Saturday, March 14, 2009

ISP traffic shaping

As I've written before, I'm using file-sharing every now and than, to download a new version of my Linux distro (and other distros for testing), or to download a TV show which doesn't show in Israel, or I cannot watch by other means. Also, as you may all know, the best way to do so, is using a torrent client, such as Transmission, uTorrent, Vuze, etc.

It seems ISPs in Israel (and probably world wide) are playing a double-game. Their first interest is to sell us as much bandwidth as possible. Only recently a new commercial went on-air telling us how much more music and movies can be downloaded if one would double their bandwidth. On the other hand - it seems some ISPs are doing traffic shaping.

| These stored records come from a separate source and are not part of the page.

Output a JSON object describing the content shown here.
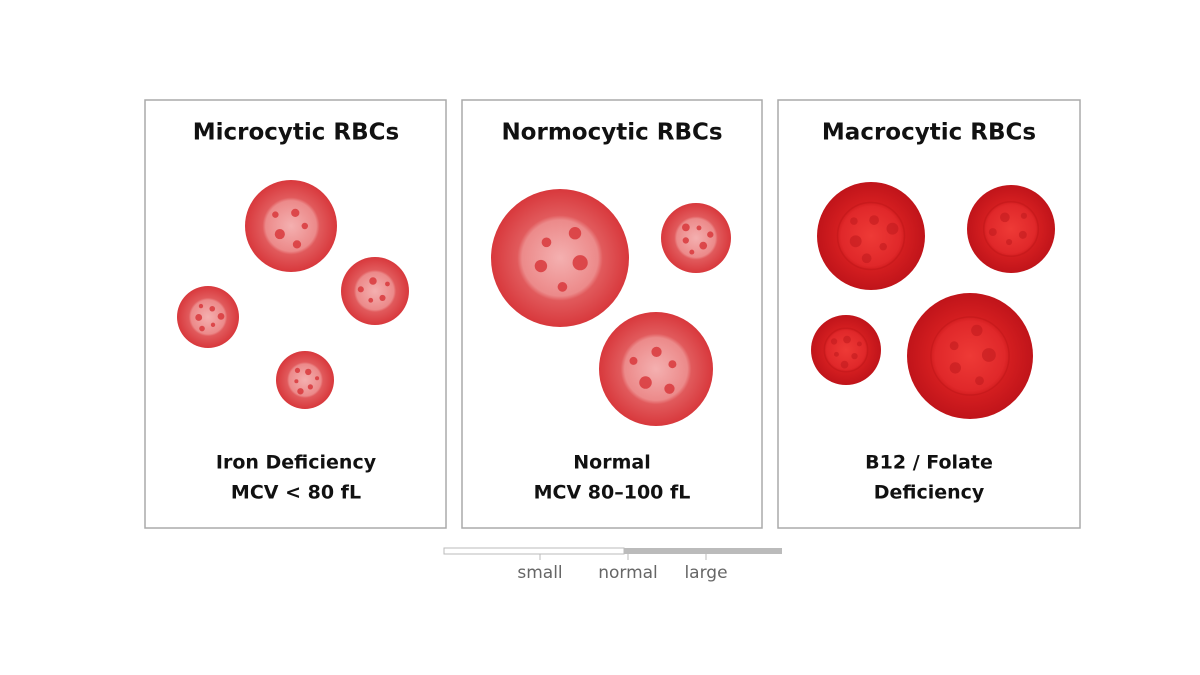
{
  "panels": [
    {
      "title": "Microcytic RBCs",
      "caption": [
        "Iron Deficiency",
        "MCV < 80 fL"
      ]
    },
    {
      "title": "Normocytic RBCs",
      "caption": [
        "Normal",
        "MCV 80–100 fL"
      ]
    },
    {
      "title": "Macrocytic RBCs",
      "caption": [
        "B12 / Folate",
        "Deficiency"
      ]
    }
  ],
  "scale": {
    "labels": [
      "small",
      "normal",
      "large"
    ]
  }
}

Me and a friend of mine are both subscribers of a large ISP, which has the word "gold" in its name, and we are quite sick and tired of this. After doing some thorough tests, we came to a conclusion that torrent traffic is being limited during most of the day. In those hours, the torrent would download at full throttle only from clients subscribed to the same (our) ISP. As for the rest - download rate was roughly 1KBPS. At about 2AM, the limitation is removed, and all of a sudden those same clients started sending data at blazingly fast rates, which lasted until morning.

What bothers me more is the fact there's no transparency regarding traffic shaping. If I'm being limited - I want to know about it. Some uses are legitimate, and consumers must be aware for those limitations. Moreover, what if other services are "shaped" as well, such as the bandwidth-consuming youtube? I like watching youtube videos at HD, and don't want those to be choppy (and I noticed they sometimes do).

So what do you think? Is your ISP shaping your traffic? Also - what can be done about it?


  1. mmmm... that's interesting...

    I'm subscribed to an ISP with a "vision", and though I did not notice anything, I must admit I never looked. I just leave it over night.

    How exactly did you test it?

    By the way, you can send your ISP a letter requesting that information according to the "freedom of information law". It takes a couple of months, and it can't hurt to go to the media (or at least use it as a threat...).

  2. From what I heard, the "vision"-ary ISP really does limit traffic for certain protocols (BitTorrent).

    Never knew that the "gold"-en ISP does it too.

    This sub-issue is part of the really big issue of net-neutrality that is talked about the last years.

    You should read about it throughout the www.

  3. Dudi,
    Testing this is quite easy, as most popular torrent clients contains statistics which can be viewed.
    As for a letter - first I need to read the fine print of the contract with them (which I never saw).